After that, the code could use modern C++ features, and get incrementally more maintainable.

jeffrallen · on Jan 18, 2021

Tl;dr: dynamic linking results in calling code you didn't mean to.

One of many reasons that reliable systems use static linking.

s_gourichon · on Jan 18, 2021

Is it really needed to go as far as ditching dynamic linking and its benefits? Export only symbols intended to be called from outside, with a prefix, problem solved.

From TFA:

> This is a great opportunity to remind everyone: don’t use generic function names like this in your shared libraries, at least not in your exported symbols! You could easily run into a situation similar to this one. In my opinion, prefixes are definitely a good idea for your library’s exported symbols. In this case, both libusbmuxd and Samba were breaking that guideline.

> (...) dynamic libraries on Linux export all symbols by default unless you specify otherwise.

> libusbmuxd already fixed this on their end quite a while ago — they now only export functions intended to be public, which have a usbmuxd_ or libusbmuxd_ prefix

jcelerier · on Jan 18, 2021

> Export only symbols intended to be called from outside, with a prefix, problem solved.

any solution that depends on the goodwill of a third party is a 100% no-go

bhawks · on Jan 18, 2021

A common argument around dynamic linking is that it makes security updates easier.

This seems like a weak argument as an update could easily introduce new bugs with a security impact as well. Static linking gives a tested, known good executable. Running untested combos of libraries gives me some anxiety.

choeger · on Jan 18, 2021

It's not really about static vs. dynamic linking IMO. The point with ld is that the distribution has one central point for linking. If static linking with go, rust, C, etc. would work in a similar fashion, each executable could be shipped with a "re-link" script and the distribution could again provide security patches efficiently.

But when linking happens in some poorly maintained script, inside a custom build systen, written in two or more languages, running inside a docker container, executed by some year-old CI integration, patching security issues becomes impossible.

strictfp · on Jan 18, 2021

The argument is made on a system level, not on a single binary level.

Given many dynamically linked binaries, it's relatively easy to patch say OpenSSL on a system.

If all binaries are statically linked, you need to relink all binaries and push new versions of each one.

StreamBright · on Jan 18, 2021

I think it is very hard to quantify problem. In my experience once you have a security policy about updates it is equally easy to update statically and dynamically linked software. The real problem is that most companies do not care. On the other hand, if many application are running in Docker today does it matter if that app has static or dynamic linking?

xeromal · on Jan 18, 2021

The article says he used static linking. A dependency of a dependency didn't.

flqn · on Jan 18, 2021

I don't think static linking saves you here.

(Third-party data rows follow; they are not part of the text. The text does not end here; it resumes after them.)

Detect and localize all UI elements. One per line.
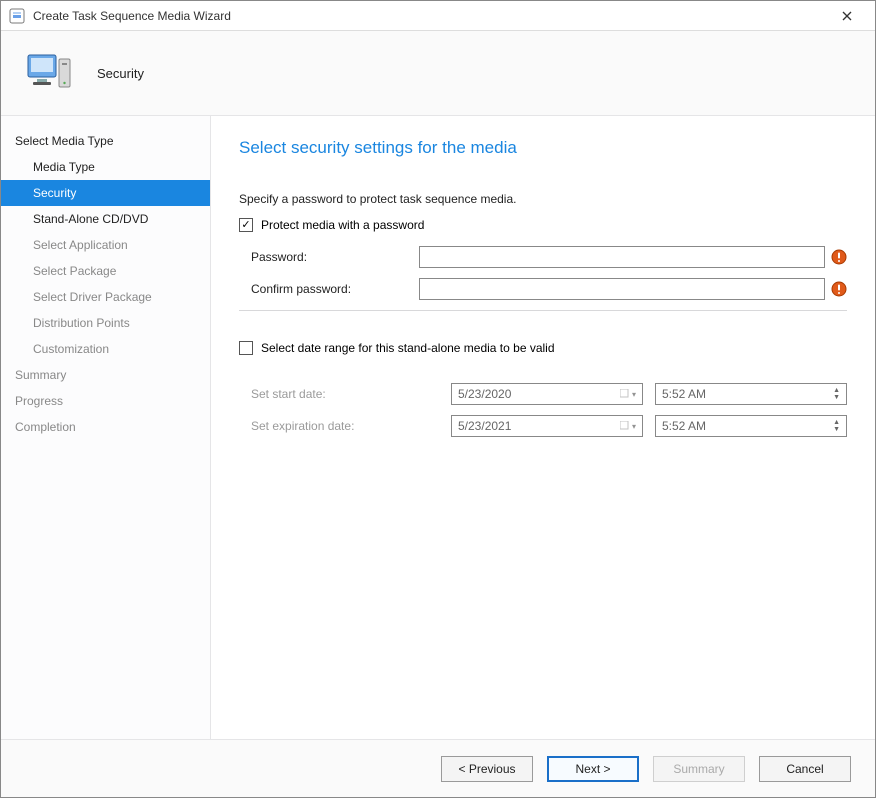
alert-icon [831, 281, 847, 297]
password-instruction: Specify a password to protect task seque… [239, 192, 847, 206]
main-heading: Select security settings for the media [239, 138, 847, 158]
close-icon [842, 11, 852, 21]
spinner-icon: ▲▼ [833, 419, 840, 433]
sidebar-item-customization: Customization [1, 336, 210, 362]
wizard-sidebar: Select Media TypeMedia TypeSecurityStand… [1, 116, 211, 739]
start-time-picker[interactable]: 5:52 AM ▲▼ [655, 383, 847, 405]
expire-date-label: Set expiration date: [239, 419, 439, 433]
previous-button[interactable]: < Previous [441, 756, 533, 782]
sidebar-item-select-media-type[interactable]: Select Media Type [1, 128, 210, 154]
protect-password-checkbox[interactable] [239, 218, 253, 232]
wizard-footer: < Previous Next > Summary Cancel [1, 739, 875, 797]
spinner-icon: ▲▼ [833, 387, 840, 401]
sidebar-item-completion: Completion [1, 414, 210, 440]
start-date-label: Set start date: [239, 387, 439, 401]
app-icon [9, 8, 25, 24]
computer-icon [25, 49, 73, 97]
protect-password-label: Protect media with a password [261, 218, 424, 232]
close-button[interactable] [827, 2, 867, 30]
sidebar-item-distribution-points: Distribution Points [1, 310, 210, 336]
confirm-password-input[interactable] [419, 278, 825, 300]
expire-date-picker[interactable]: 5/23/2021 ▾ [451, 415, 643, 437]
wizard-body: Select Media TypeMedia TypeSecurityStand… [1, 116, 875, 739]
sidebar-item-progress: Progress [1, 388, 210, 414]
summary-button: Summary [653, 756, 745, 782]
date-range-row: Select date range for this stand-alone m… [239, 341, 847, 355]
chevron-down-icon: ▾ [620, 421, 636, 431]
start-date-row: Set start date: 5/23/2020 ▾ 5:52 AM ▲▼ [239, 383, 847, 405]
sidebar-item-select-package: Select Package [1, 258, 210, 284]
page-title: Security [97, 66, 144, 81]
next-button[interactable]: Next > [547, 756, 639, 782]
protect-password-row: Protect media with a password [239, 218, 847, 232]
start-time-value: 5:52 AM [662, 387, 706, 401]
date-range-checkbox[interactable] [239, 341, 253, 355]
expire-date-row: Set expiration date: 5/23/2021 ▾ 5:52 AM… [239, 415, 847, 437]
password-row: Password: [239, 246, 847, 268]
wizard-main: Select security settings for the media S… [211, 116, 875, 739]
window-title: Create Task Sequence Media Wizard [33, 9, 827, 23]
sidebar-item-select-application: Select Application [1, 232, 210, 258]
sidebar-item-summary: Summary [1, 362, 210, 388]
date-range-label: Select date range for this stand-alone m… [261, 341, 555, 355]
expire-time-value: 5:52 AM [662, 419, 706, 433]
confirm-password-label: Confirm password: [239, 282, 419, 296]
wizard-window: Create Task Sequence Media Wizard Securi… [0, 0, 876, 798]
titlebar: Create Task Sequence Media Wizard [1, 1, 875, 31]
start-date-picker[interactable]: 5/23/2020 ▾ [451, 383, 643, 405]
sidebar-item-select-driver-package: Select Driver Package [1, 284, 210, 310]
password-label: Password: [239, 250, 419, 264]
expire-time-picker[interactable]: 5:52 AM ▲▼ [655, 415, 847, 437]
password-section: Specify a password to protect task seque… [239, 192, 847, 437]
cancel-button[interactable]: Cancel [759, 756, 851, 782]
sidebar-item-media-type[interactable]: Media Type [1, 154, 210, 180]
separator [239, 310, 847, 311]
wizard-header: Security [1, 31, 875, 116]
password-input[interactable] [419, 246, 825, 268]
confirm-password-row: Confirm password: [239, 278, 847, 300]
sidebar-item-security[interactable]: Security [1, 180, 210, 206]
expire-date-value: 5/23/2021 [458, 419, 511, 433]
sidebar-item-stand-alone-cd-dvd[interactable]: Stand-Alone CD/DVD [1, 206, 210, 232]
start-date-value: 5/23/2020 [458, 387, 511, 401]
alert-icon [831, 249, 847, 265]
chevron-down-icon: ▾ [620, 389, 636, 399]
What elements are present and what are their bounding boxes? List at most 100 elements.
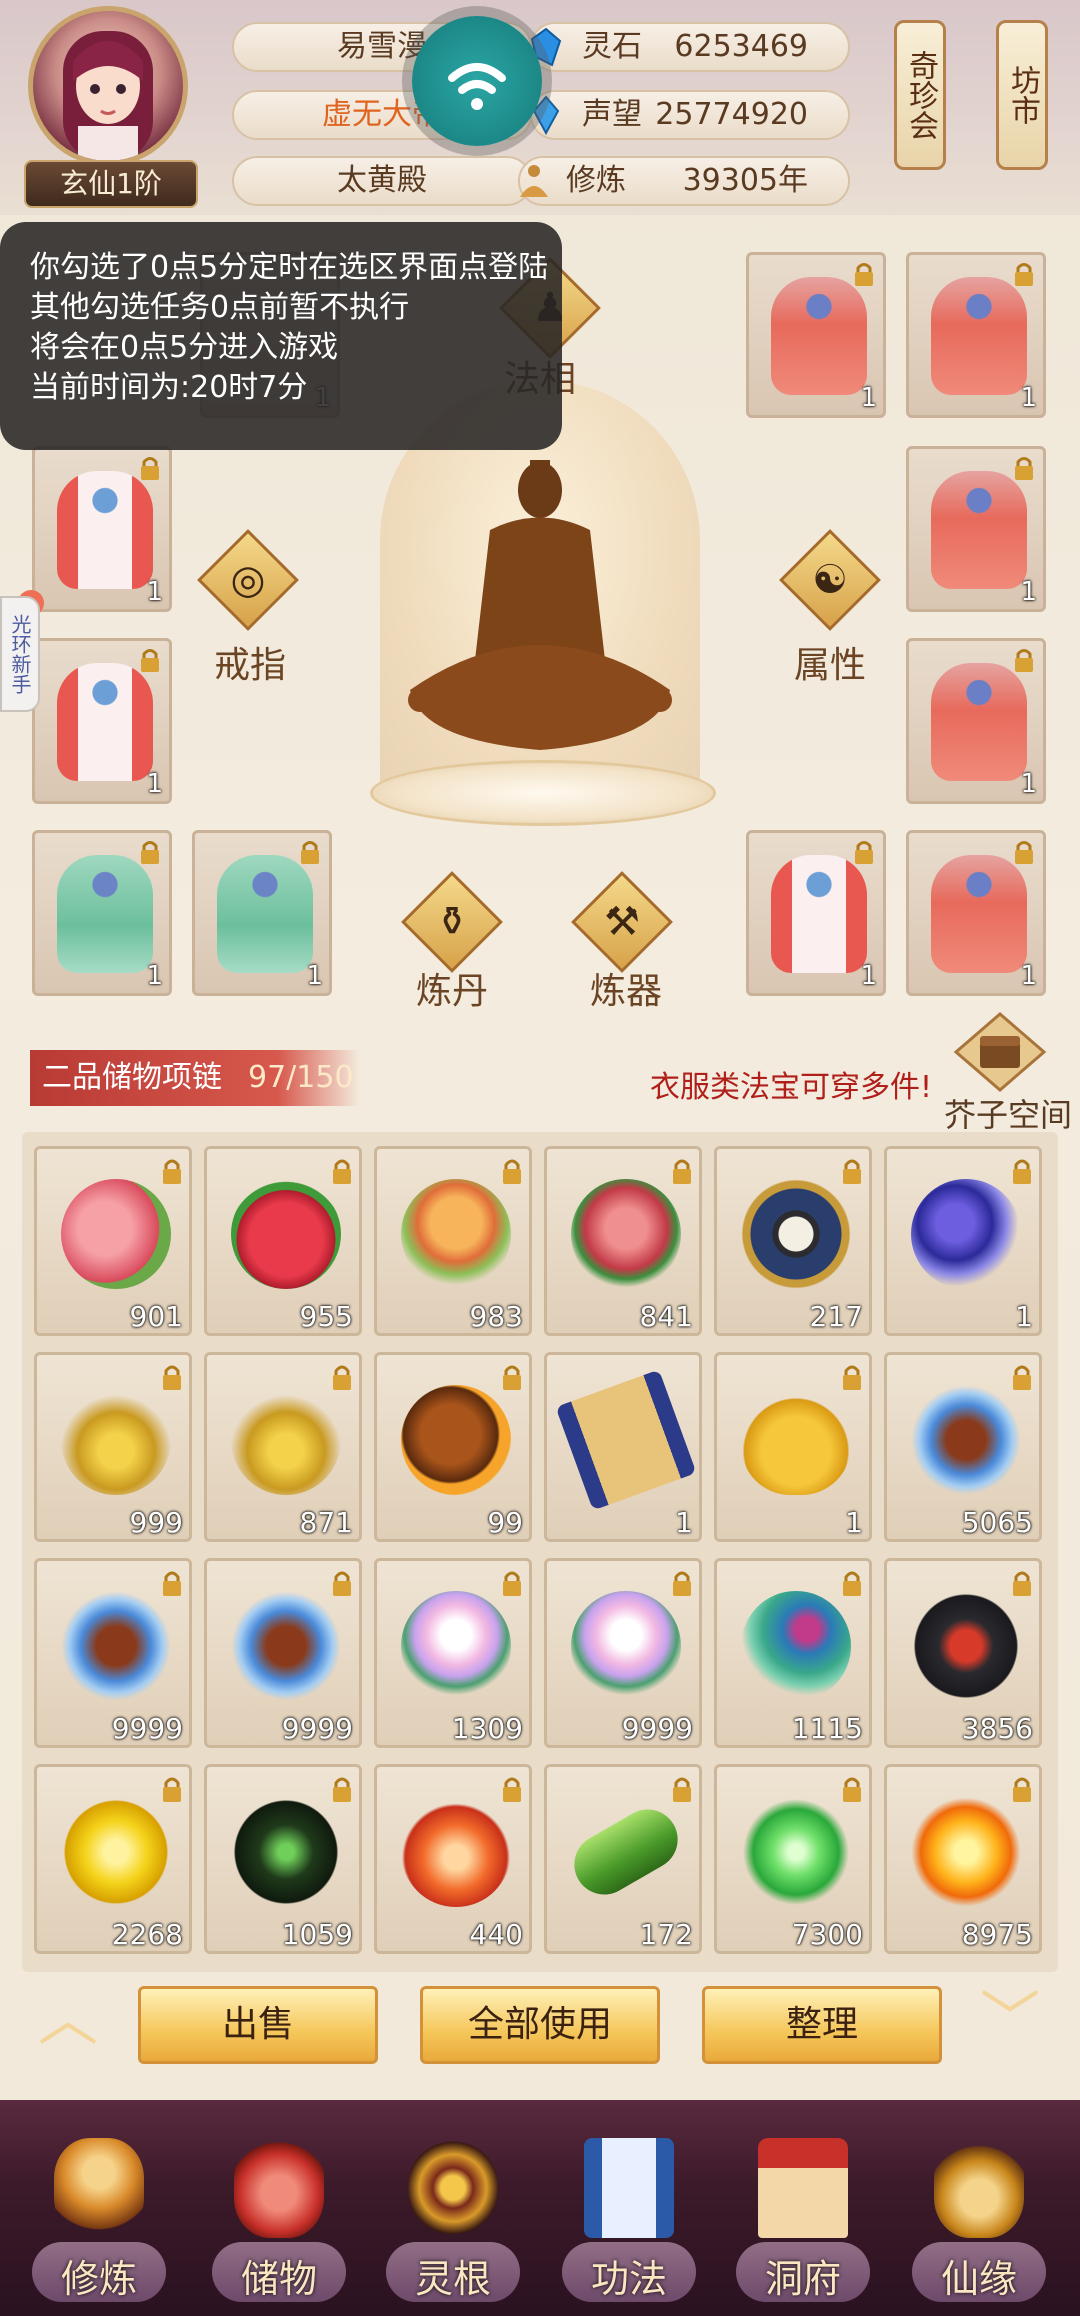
inventory-item[interactable]: 1115 xyxy=(714,1558,872,1748)
equipment-slot[interactable]: 1 xyxy=(906,446,1046,612)
nav-spirit-root[interactable]: 灵根 xyxy=(378,2130,528,2310)
item-count: 871 xyxy=(299,1506,353,1539)
nav-techniques[interactable]: 功法 xyxy=(554,2130,704,2310)
nav-fate[interactable]: 仙缘 xyxy=(904,2130,1054,2310)
lotus-fruit-icon xyxy=(401,1179,511,1289)
inventory-item[interactable]: 999 xyxy=(34,1352,192,1542)
meditation-icon xyxy=(520,165,548,197)
robe-icon xyxy=(931,663,1027,781)
inventory-item[interactable]: 9999 xyxy=(34,1558,192,1748)
equipment-slot[interactable]: 1 xyxy=(906,252,1046,418)
halo-newbie-tab[interactable]: 光环新手 xyxy=(0,596,40,712)
equipment-slot[interactable]: 1 xyxy=(32,638,172,804)
scroll-up-chevron-icon[interactable]: ︿ xyxy=(28,1990,108,2050)
item-count: 841 xyxy=(639,1300,693,1333)
inventory-item[interactable]: 2268 xyxy=(34,1764,193,1954)
floating-wifi-button[interactable] xyxy=(412,16,542,146)
inventory-item[interactable]: 172 xyxy=(544,1764,702,1954)
inventory-item[interactable]: 9999 xyxy=(544,1558,702,1748)
inventory-item[interactable]: 8975 xyxy=(884,1764,1042,1954)
bag-capacity: 97/150 xyxy=(248,1060,354,1095)
inventory-item[interactable]: 7300 xyxy=(714,1764,872,1954)
nav-cave-abode[interactable]: 洞府 xyxy=(728,2130,878,2310)
lock-icon xyxy=(163,1571,181,1596)
anvil-icon: ⚒ xyxy=(604,899,640,945)
equipment-slot[interactable]: 1 xyxy=(906,638,1046,804)
item-count: 999 xyxy=(129,1506,183,1539)
slot-count: 1 xyxy=(146,769,163,799)
lock-icon xyxy=(141,841,159,864)
inventory-item[interactable]: 983 xyxy=(374,1146,532,1336)
inventory-item[interactable]: 440 xyxy=(374,1764,532,1954)
bag-title: 二品储物项链 xyxy=(42,1060,222,1095)
equipment-slot[interactable]: 1 xyxy=(906,830,1046,996)
lock-icon xyxy=(843,1571,861,1596)
equipment-slot[interactable]: 1 xyxy=(192,830,332,996)
nav-storage[interactable]: 储物 xyxy=(204,2130,354,2310)
toast-line: 你勾选了0点5分定时在选区界面点登陆 xyxy=(30,250,549,285)
inventory-item[interactable]: 1309 xyxy=(374,1558,532,1748)
equipment-slot[interactable]: 1 xyxy=(746,830,886,996)
halo-newbie-label: 光环新手 xyxy=(8,614,32,694)
sell-button[interactable]: 出售 xyxy=(138,1986,378,2064)
slot-count: 1 xyxy=(860,961,877,991)
item-count: 1059 xyxy=(281,1918,353,1951)
lily-flower-icon xyxy=(571,1591,681,1701)
equipment-slot[interactable]: 1 xyxy=(32,446,172,612)
item-count: 9999 xyxy=(281,1712,353,1745)
lock-icon xyxy=(1015,841,1033,864)
item-count: 5065 xyxy=(961,1506,1033,1539)
inventory-item[interactable]: 871 xyxy=(204,1352,362,1542)
toast-line: 将会在0点5分进入游戏 xyxy=(30,330,339,365)
attribute-button[interactable]: ☯ xyxy=(779,529,881,631)
robe-icon xyxy=(57,663,153,781)
yinyang-compass-icon xyxy=(741,1179,851,1289)
cauldron-icon: ⚱ xyxy=(435,899,469,945)
ring-button[interactable]: ◎ xyxy=(197,529,299,631)
lock-icon xyxy=(301,841,319,864)
inventory-item[interactable]: 3856 xyxy=(884,1558,1042,1748)
spirit-herb-icon xyxy=(61,1591,171,1701)
forge-button[interactable]: ⚒ xyxy=(571,871,673,973)
inventory-item[interactable]: 99 xyxy=(374,1352,532,1542)
sort-button[interactable]: 整理 xyxy=(702,1986,942,2064)
lock-icon xyxy=(855,841,873,864)
lock-icon xyxy=(1015,457,1033,480)
inventory-item[interactable]: 841 xyxy=(544,1146,702,1336)
lock-icon xyxy=(141,649,159,672)
inventory-item[interactable]: 217 xyxy=(714,1146,872,1336)
slot-count: 1 xyxy=(306,961,323,991)
inventory-item[interactable]: 1 xyxy=(544,1352,702,1542)
slot-count: 1 xyxy=(146,577,163,607)
scroll-down-chevron-icon[interactable]: ﹀ xyxy=(970,1990,1050,2050)
inventory-item[interactable]: 5065 xyxy=(884,1352,1042,1542)
player-avatar[interactable] xyxy=(28,6,188,166)
mustard-space-button[interactable] xyxy=(950,1012,1050,1092)
item-count: 3856 xyxy=(961,1712,1033,1745)
pouch-icon xyxy=(741,1385,851,1495)
nav-label: 洞府 xyxy=(764,2257,841,2301)
market-button[interactable]: 坊市 xyxy=(996,20,1048,170)
lock-icon xyxy=(333,1159,351,1184)
inventory-item[interactable]: 901 xyxy=(34,1146,192,1336)
inventory-item[interactable]: 955 xyxy=(204,1146,362,1336)
alchemy-button[interactable]: ⚱ xyxy=(401,871,503,973)
lock-icon xyxy=(163,1365,181,1390)
lock-icon xyxy=(163,1159,181,1184)
inventory-item[interactable]: 9999 xyxy=(204,1558,362,1748)
treasure-fair-button[interactable]: 奇珍会 xyxy=(894,20,946,170)
nav-cultivate[interactable]: 修炼 xyxy=(24,2130,174,2310)
equipment-slot[interactable]: 1 xyxy=(746,252,886,418)
inventory-item[interactable]: 1059 xyxy=(204,1764,362,1954)
treasure-chest-icon xyxy=(953,1012,1047,1092)
inventory-item[interactable]: 1 xyxy=(714,1352,872,1542)
item-count: 955 xyxy=(299,1300,353,1333)
item-count: 1 xyxy=(1015,1300,1033,1333)
resource-value: 6253469 xyxy=(674,29,808,64)
inventory-item[interactable]: 1 xyxy=(884,1146,1042,1336)
lock-icon xyxy=(1015,263,1033,286)
robe-icon xyxy=(217,855,313,973)
use-all-button[interactable]: 全部使用 xyxy=(420,1986,660,2064)
lock-icon xyxy=(141,457,159,480)
equipment-slot[interactable]: 1 xyxy=(32,830,172,996)
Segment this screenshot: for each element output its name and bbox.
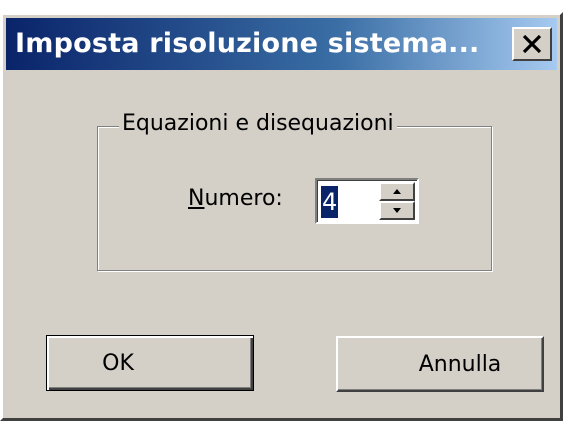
- arrow-down-icon: [393, 208, 401, 213]
- spin-buttons: [379, 182, 415, 220]
- numero-label-text: umero:: [204, 186, 283, 211]
- ok-button[interactable]: OK: [46, 335, 254, 391]
- dialog-window: Imposta risoluzione sistema... Equazioni…: [0, 12, 563, 421]
- ok-button-label: OK: [102, 350, 134, 376]
- spin-up-button[interactable]: [379, 182, 415, 201]
- close-icon: [522, 34, 542, 54]
- cancel-button-label: Annulla: [418, 351, 502, 377]
- numero-label: Numero:: [188, 183, 283, 215]
- groupbox-legend: Equazioni e disequazioni: [119, 108, 397, 140]
- title-bar[interactable]: Imposta risoluzione sistema...: [6, 18, 557, 70]
- dialog-title: Imposta risoluzione sistema...: [15, 28, 480, 59]
- numero-label-mnemonic: N: [188, 186, 205, 211]
- spin-down-button[interactable]: [379, 201, 415, 220]
- numero-value[interactable]: 4: [321, 186, 339, 218]
- arrow-up-icon: [393, 189, 401, 194]
- numero-spin-input[interactable]: 4: [315, 178, 419, 224]
- close-button[interactable]: [512, 27, 552, 61]
- cancel-button[interactable]: Annulla: [336, 336, 544, 392]
- equations-groupbox: Equazioni e disequazioni Numero: 4: [97, 108, 492, 271]
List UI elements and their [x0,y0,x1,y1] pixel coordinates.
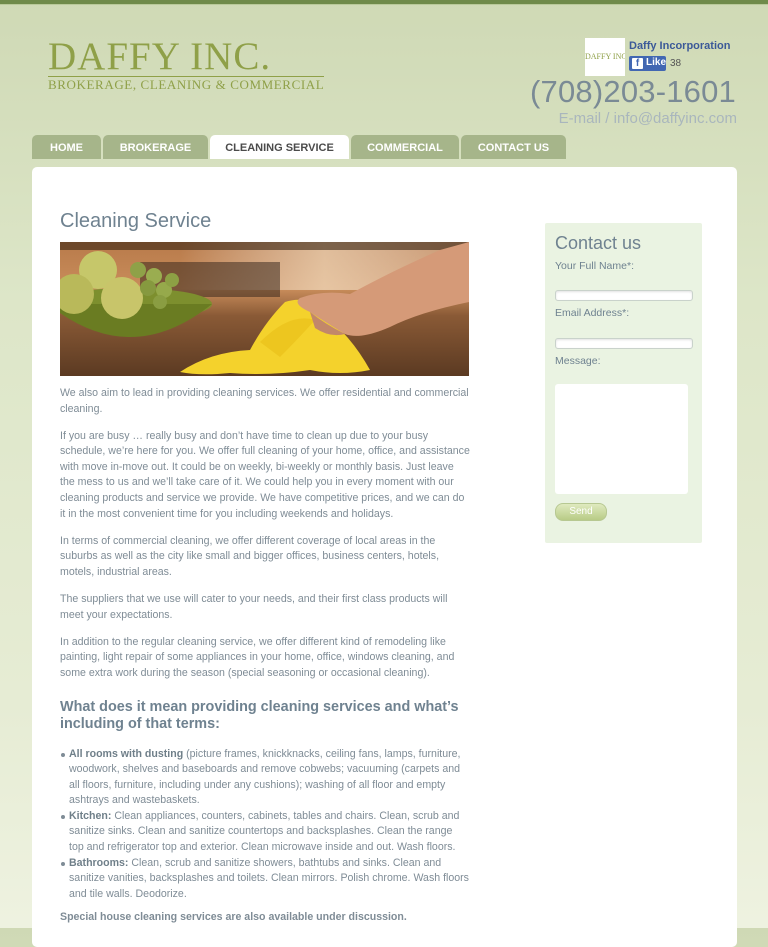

This looks to be caused by an ODR violation (the "one definition rule"). The linker has two symbols with the same identifier and has to choose one.

mkj · on Jan 18, 2021

Static linking would error out with something like

  bar.c:(.text+0x0): multiple definition of `socket_send'

at compile time. (edit: I mean static linking everything including third party libraries)

DarkmSparks · on Jan 18, 2021

it was statically linked.

the issue was caused by another dynamically linked library referencing a different library at run time on a different linux distro than it was built on.

even says as much in the article.

vardump · on Jan 18, 2021

Perhaps this should trigger a warning. Or even an error with an option to provide (or generate with a known good configuration) an exclusion list for those.

Yeah, there are probably a lot of ways this would still cause issues. In any larger project with non-trivial dependencies, C-ABI generates a lot of extra work. At least without decorated (= mangled) function names...

josteink · on Jan 18, 2021

> Tl;dr: dynamic linking results in calling code you didn't mean to.

Way to show you didn't read the linked article. Because in it he even mentions he used static linking.

So that alone won't always save you.